Não se pode omitir que sinalização e pistas duplas em alguns trechos, principalmente nas proximidades das praças de cobrança da tarifa, ficaram parecidas com estruturas de primeiro mundo. É que, após acostumado a trafegar em ziguezague para escapar dos buracos, sem enxergar onde termina a pista e começa o acostamento e caindo a cada manobra no meio do mato, o usuário experimentou uma nova sensação de dirigir.
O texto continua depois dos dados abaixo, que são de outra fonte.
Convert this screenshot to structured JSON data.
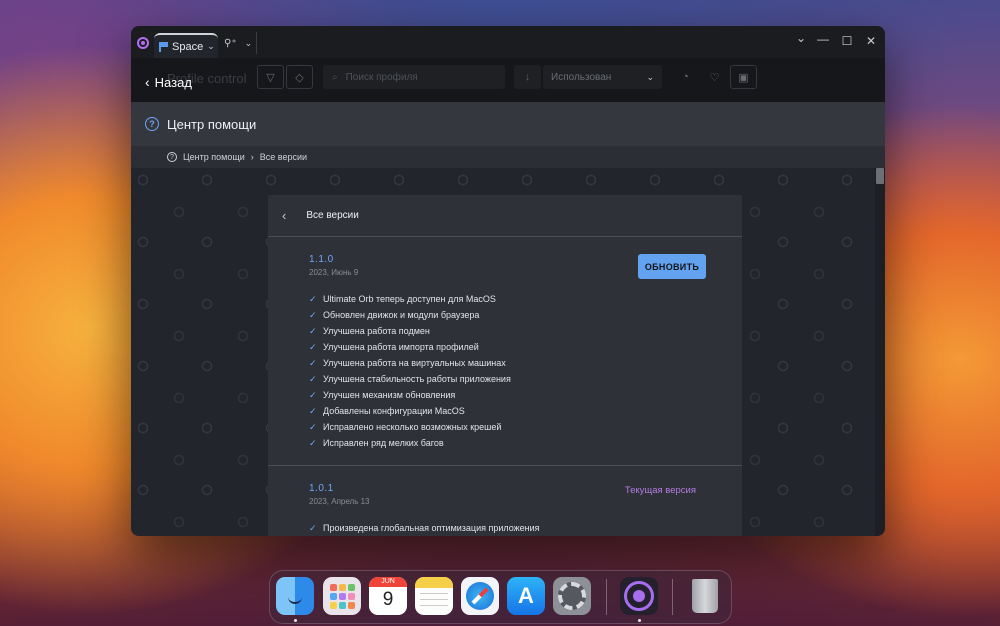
{
  "window": {
    "tab_label": "Space",
    "controls": {
      "chevron": "⌄",
      "minimize": "—",
      "maximize": "☐",
      "close": "✕"
    }
  },
  "toolbar": {
    "back_label": "Назад",
    "ghost_title": "Profile control",
    "search_placeholder": "Поиск профиля",
    "select_value": "Использован",
    "icons": [
      "filter-icon",
      "eraser-icon",
      "sort-icon",
      "chevron-down-icon",
      "fire-icon",
      "heart-icon",
      "calendar-icon"
    ]
  },
  "header": {
    "title": "Центр помощи"
  },
  "breadcrumb": {
    "items": [
      "Центр помощи",
      "Все версии"
    ]
  },
  "card": {
    "title": "Все версии",
    "releases": [
      {
        "version": "1.1.0",
        "date": "2023, Июнь 9",
        "action_label": "ОБНОВИТЬ",
        "changes": [
          "Ultimate Orb теперь доступен для MacOS",
          "Обновлен движок и модули браузера",
          "Улучшена работа подмен",
          "Улучшена работа импорта профилей",
          "Улучшена работа на виртуальных машинах",
          "Улучшена стабильность работы приложения",
          "Улучшен механизм обновления",
          "Добавлены конфигурации MacOS",
          "Исправлено несколько возможных крешей",
          "Исправлен ряд мелких багов"
        ]
      },
      {
        "version": "1.0.1",
        "date": "2023, Апрель 13",
        "status_label": "Текущая версия",
        "changes": [
          "Произведена глобальная оптимизация приложения"
        ]
      }
    ]
  },
  "dock": {
    "calendar_month": "JUN",
    "calendar_day": "9",
    "apps": [
      "finder-icon",
      "launchpad-icon",
      "calendar-icon",
      "notes-icon",
      "safari-icon",
      "app-store-icon",
      "system-settings-icon",
      "ultimate-orb-icon",
      "trash-icon"
    ]
  },
  "colors": {
    "accent": "#63a2ee",
    "current_version": "#b57de0",
    "orb": "#a76ff0"
  }
}
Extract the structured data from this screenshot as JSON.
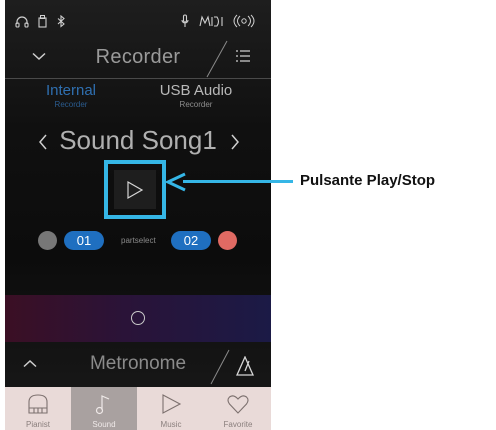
{
  "header": {
    "title": "Recorder"
  },
  "tabs": [
    {
      "label": "Internal",
      "sub": "Recorder"
    },
    {
      "label": "USB Audio",
      "sub": "Recorder"
    }
  ],
  "song": {
    "name": "Sound Song1"
  },
  "parts": {
    "part1": "01",
    "part2": "02",
    "select_label": "partselect"
  },
  "metronome": {
    "title": "Metronome"
  },
  "nav": [
    {
      "label": "Pianist",
      "icon": "piano-icon"
    },
    {
      "label": "Sound",
      "icon": "music-note-icon"
    },
    {
      "label": "Music",
      "icon": "play-triangle-icon"
    },
    {
      "label": "Favorite",
      "icon": "heart-icon"
    }
  ],
  "callout": {
    "label": "Pulsante Play/Stop"
  },
  "colors": {
    "accent": "#35b6e6",
    "part_blue": "#1f6fc0",
    "part1_dot": "#777777",
    "part2_dot": "#e06a63",
    "tab_active": "#2f6fb0",
    "nav_bg": "#e9dad8"
  }
}
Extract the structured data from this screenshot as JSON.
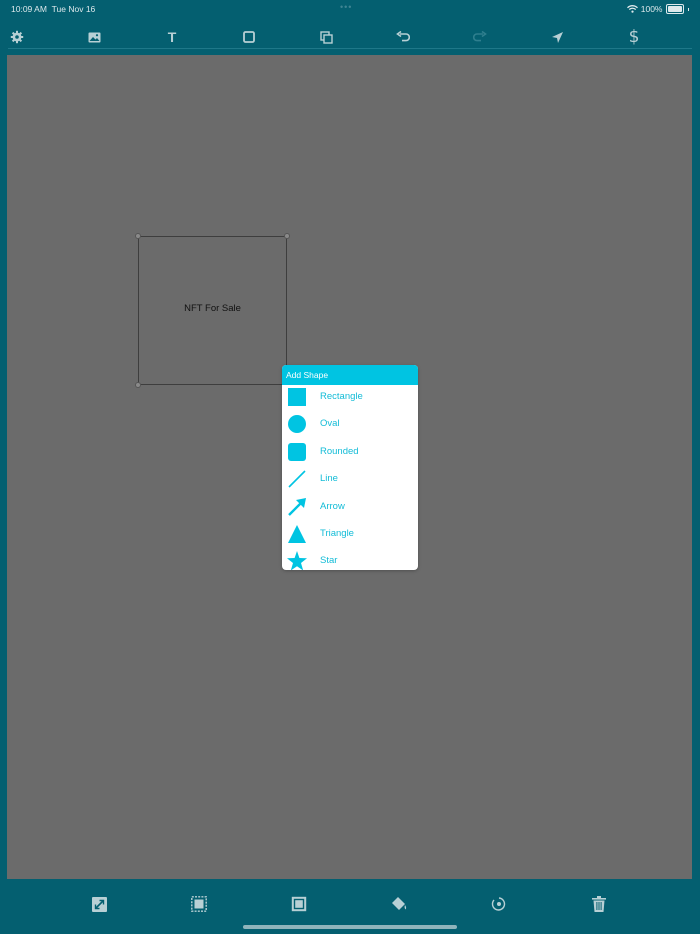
{
  "status_bar": {
    "time": "10:09 AM",
    "date": "Tue Nov 16",
    "battery_percent": "100%",
    "battery_level": 1.0,
    "multitask_dots": "•••"
  },
  "toolbar": {
    "icons": [
      "gear-icon",
      "image-icon",
      "text-icon",
      "shape-icon",
      "duplicate-icon",
      "undo-icon",
      "redo-icon",
      "send-icon",
      "dollar-icon"
    ],
    "text_glyph": "T",
    "dollar_glyph": "$"
  },
  "canvas": {
    "shape_text": "NFT For Sale"
  },
  "add_shape_menu": {
    "title": "Add Shape",
    "items": [
      {
        "label": "Rectangle",
        "icon": "rectangle-icon"
      },
      {
        "label": "Oval",
        "icon": "oval-icon"
      },
      {
        "label": "Rounded",
        "icon": "rounded-rect-icon"
      },
      {
        "label": "Line",
        "icon": "line-icon"
      },
      {
        "label": "Arrow",
        "icon": "arrow-icon"
      },
      {
        "label": "Triangle",
        "icon": "triangle-icon"
      },
      {
        "label": "Star",
        "icon": "star-icon"
      }
    ]
  },
  "bottom_toolbar": {
    "icons": [
      "resize-icon",
      "bring-forward-icon",
      "send-backward-icon",
      "fill-color-icon",
      "rotate-icon",
      "trash-icon"
    ]
  },
  "colors": {
    "chrome": "#045f70",
    "canvas": "#6b6b6b",
    "accent": "#00c4e2",
    "icon": "#b8d0d5"
  }
}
Porém, aquilo não era tudo. Para se ter a impressão de que a mudança não ocorria apenas nas condições físicas das rodovias, criou-se até uma comissão com a participação de usuários. O seu papel seria o de fiscalização em todos os sentidos, inclusive quanto ao custo do sistema. Mas a comissão não durou mais do que uma eleição. Se ela ainda existe, não se manifesta diante da possibilidade de reajuste de tarifa, que conforme estima o governo do Estado pode chegar a 15%, se atendido o pedido das empresas concessionárias.
Passou também pelo caminho uma campanha eleitoral e a promessa que se ouviu foi de acabar com supostas ilegalidades ocorridas na concessão das rodovias para a iniciativa privada. O tom do discurso foi animador. E, a princípio, os sintomas de que respostas firmes viriam em benefício dos usuários eram fortes. Até uma Comissão Parlamentar de Inquérito (CPI) foi aberta.
Evidente, não se trata de um assunto tão sério em curto espaço de tempo, embora houvesse como resolver o problema com uma canetada de alguns curtos minutos. No início do ano, por algumas horas entre o final da manhã de um dia e o meio da noite, ficou anunciado que o governo havia feito uma intervenção.
Desfeita a medida, restam a alternativa jurídica e os meios disponíveis pelo Legislativo estadual para apontar uma solução para o pedágio. Por mais um dezembro as concessionárias acenam com a elevação das tarifas, o que lhes é garantido contratualmente.
Ao usuário, não resta outra alternativa senão a de esperar. Por aumentos que virão e incidirão sobre tudo o que passa e tudo o que não passa pelas rodovias pedagiadas. É assim que tem acontecido.